I am often asked how Peggy Ellis is doing. You might remember, she was hospitalized for nearly three months last fall. Her husband, David Peterson, keeps sending updates. All in all, she is doing well.
But the last time I heard from David, he shared the news that he is now a published poet. He took up poetry while Peggy was in the hospital. Here is the poem that was published, written following the death of a friend:
Death should not be antiseptic. It should not smell of bleach or antibacterial soap. It should not sound of monitors and alarms and with readouts from sterile machines.

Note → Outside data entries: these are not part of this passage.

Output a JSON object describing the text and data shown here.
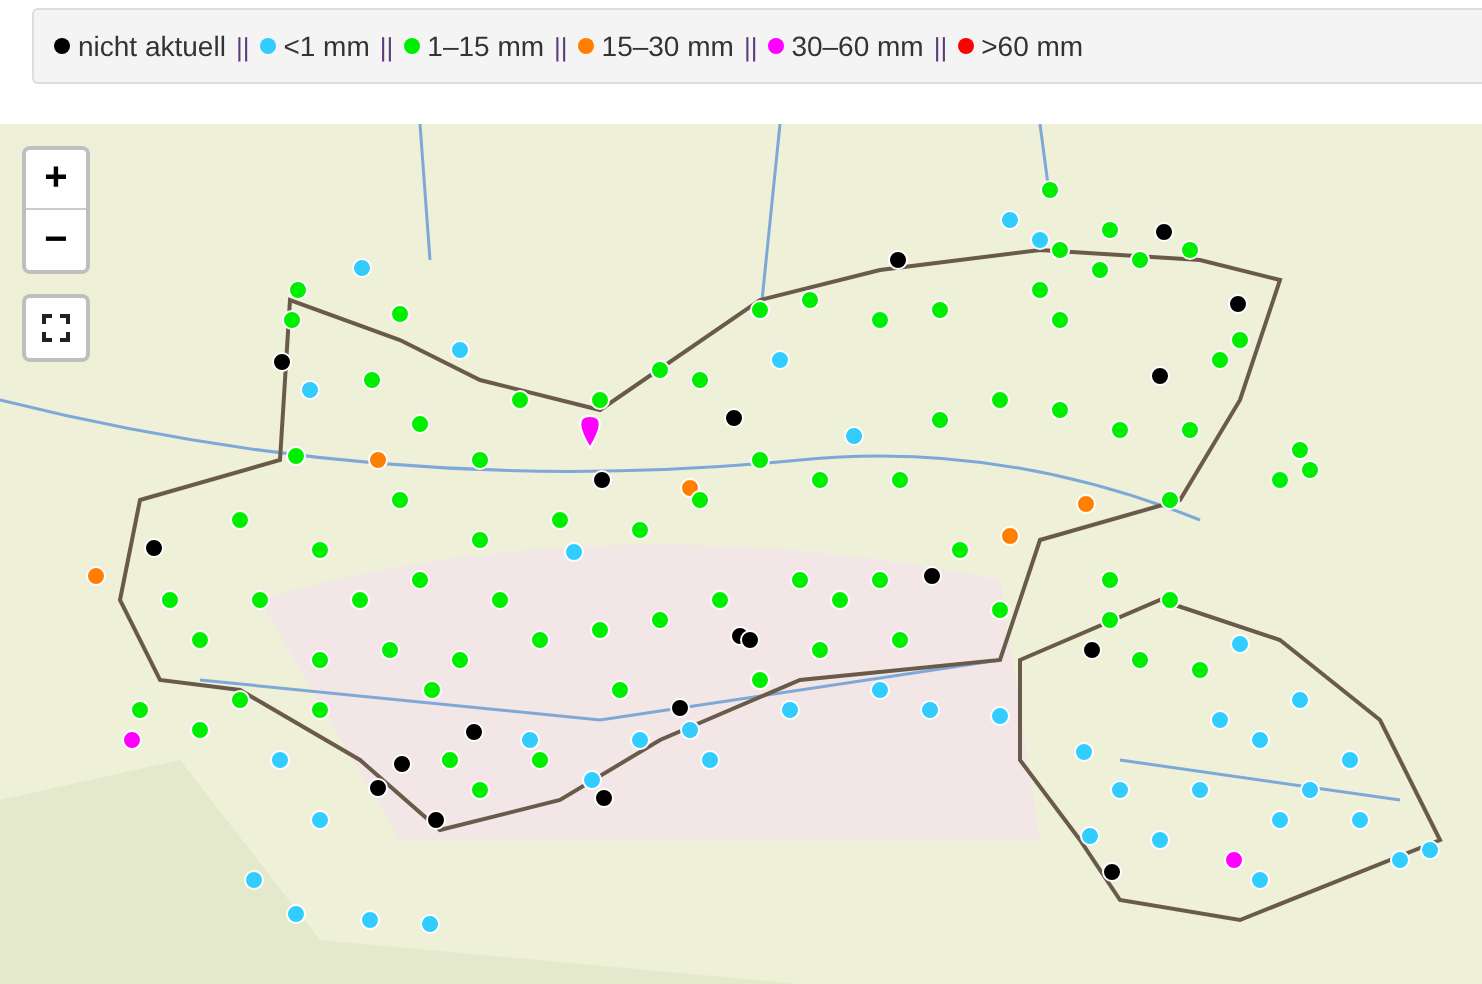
{
  "legend": [
    {
      "label": "nicht aktuell",
      "color": "#000000",
      "separator": "||"
    },
    {
      "label": "<1 mm",
      "color": "#33ccff",
      "separator": "||"
    },
    {
      "label": "1–15 mm",
      "color": "#00ee00",
      "separator": "||"
    },
    {
      "label": "15–30 mm",
      "color": "#ff8000",
      "separator": "||"
    },
    {
      "label": "30–60 mm",
      "color": "#ff00ff",
      "separator": "||"
    },
    {
      "label": ">60 mm",
      "color": "#ff0000"
    }
  ],
  "map": {
    "zoom_in": "+",
    "zoom_out": "−"
  }
}
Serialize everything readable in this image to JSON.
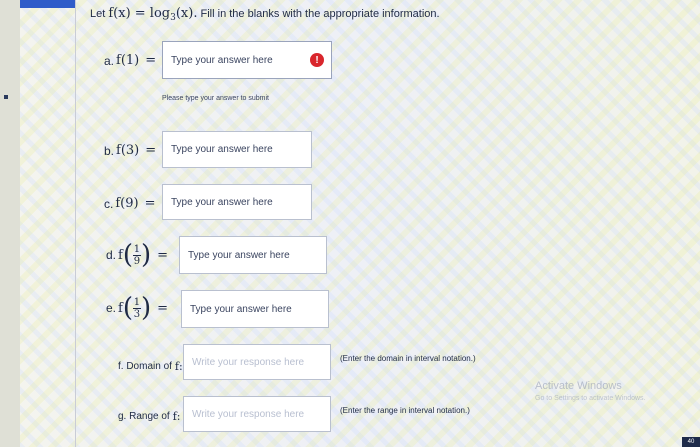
{
  "header": {
    "prefix": "Let",
    "function_def": "f(x) = log",
    "base": "3",
    "argument": "(x).",
    "instruction": "Fill in the blanks with the appropriate information."
  },
  "questions": {
    "a": {
      "label": "a.",
      "expr": "f(1)",
      "eq": "=",
      "placeholder": "Type your answer here",
      "error_hint": "Please type your answer to submit"
    },
    "b": {
      "label": "b.",
      "expr": "f(3)",
      "eq": "=",
      "placeholder": "Type your answer here"
    },
    "c": {
      "label": "c.",
      "expr": "f(9)",
      "eq": "=",
      "placeholder": "Type your answer here"
    },
    "d": {
      "label": "d.",
      "fn": "f",
      "num": "1",
      "den": "9",
      "eq": "=",
      "placeholder": "Type your answer here"
    },
    "e": {
      "label": "e.",
      "fn": "f",
      "num": "1",
      "den": "3",
      "eq": "=",
      "placeholder": "Type your answer here"
    },
    "f": {
      "label": "f. Domain of",
      "fn": "f:",
      "placeholder": "Write your response here",
      "note": "(Enter the domain in interval notation.)"
    },
    "g": {
      "label": "g. Range of",
      "fn": "f:",
      "placeholder": "Write your response here",
      "note": "(Enter the range in interval notation.)"
    }
  },
  "error_icon_glyph": "!",
  "watermark": {
    "title": "Activate Windows",
    "subtitle": "Go to Settings to activate Windows."
  },
  "corner": {
    "badge": "40"
  },
  "colors": {
    "error": "#d9262c",
    "tab": "#2f5cc9",
    "text": "#1f2a44"
  }
}
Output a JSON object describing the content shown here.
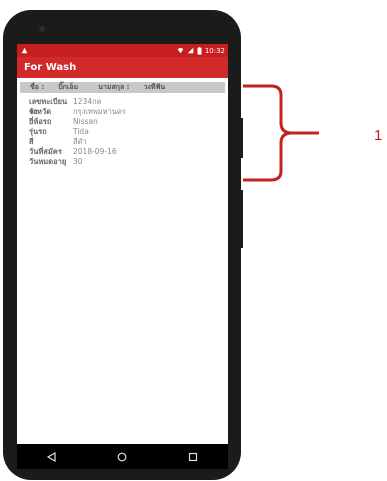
{
  "status": {
    "time": "10:32"
  },
  "app": {
    "title": "For Wash"
  },
  "header": {
    "name_label": "ชื่อ :",
    "name_value": "บิ๊กเอ็ม",
    "surname_label": "นามสกุล :",
    "surname_value": "วงทีฟัน"
  },
  "details": [
    {
      "label": "เลขทะเบียนรถ",
      "value": "1234กค"
    },
    {
      "label": "จังหวัด",
      "value": "กรุงเทพมหานคร"
    },
    {
      "label": "ยี่ห้อรถ",
      "value": "Nissan"
    },
    {
      "label": "รุ่นรถ",
      "value": "Tida"
    },
    {
      "label": "สี",
      "value": "สีดำ"
    },
    {
      "label": "วันที่สมัคร",
      "value": "2018-09-16"
    },
    {
      "label": "วันหมดอายุ",
      "value": "30"
    }
  ],
  "annotation": {
    "number": "1"
  },
  "colors": {
    "accent": "#d22a2a",
    "bracket": "#c32222"
  },
  "icons": [
    "wifi-icon",
    "signal-icon",
    "battery-icon",
    "back-icon",
    "home-icon",
    "recents-icon",
    "notification-icon"
  ]
}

If I die in the morning, I want the smell of coffee and waffles and of bacon sizzling in a pan. I want the sound of overlapping voices, plates, cups and glasses clinking with some laughter . . . and some crying.
If I die midday, I want the smell of mowed grass and sunscreen and a pot roast being started. I want the sound of children playing, adults consoling and reminiscing and with some game or match playing on TV.
If I die in the evening, I want the smell of bourbon, maybe a sweet-smelling pipe, and of a bouquet of flowers brought in from the garden that day. I want the sounds of conversation between family and friends, with music and of doorbells announcing callers.
If I die at night, I want the sound of meditation and prayer, with the gentle humming of intimates. I want to be lifted up while being let go, and to feel the embrace and caress and breath of my love.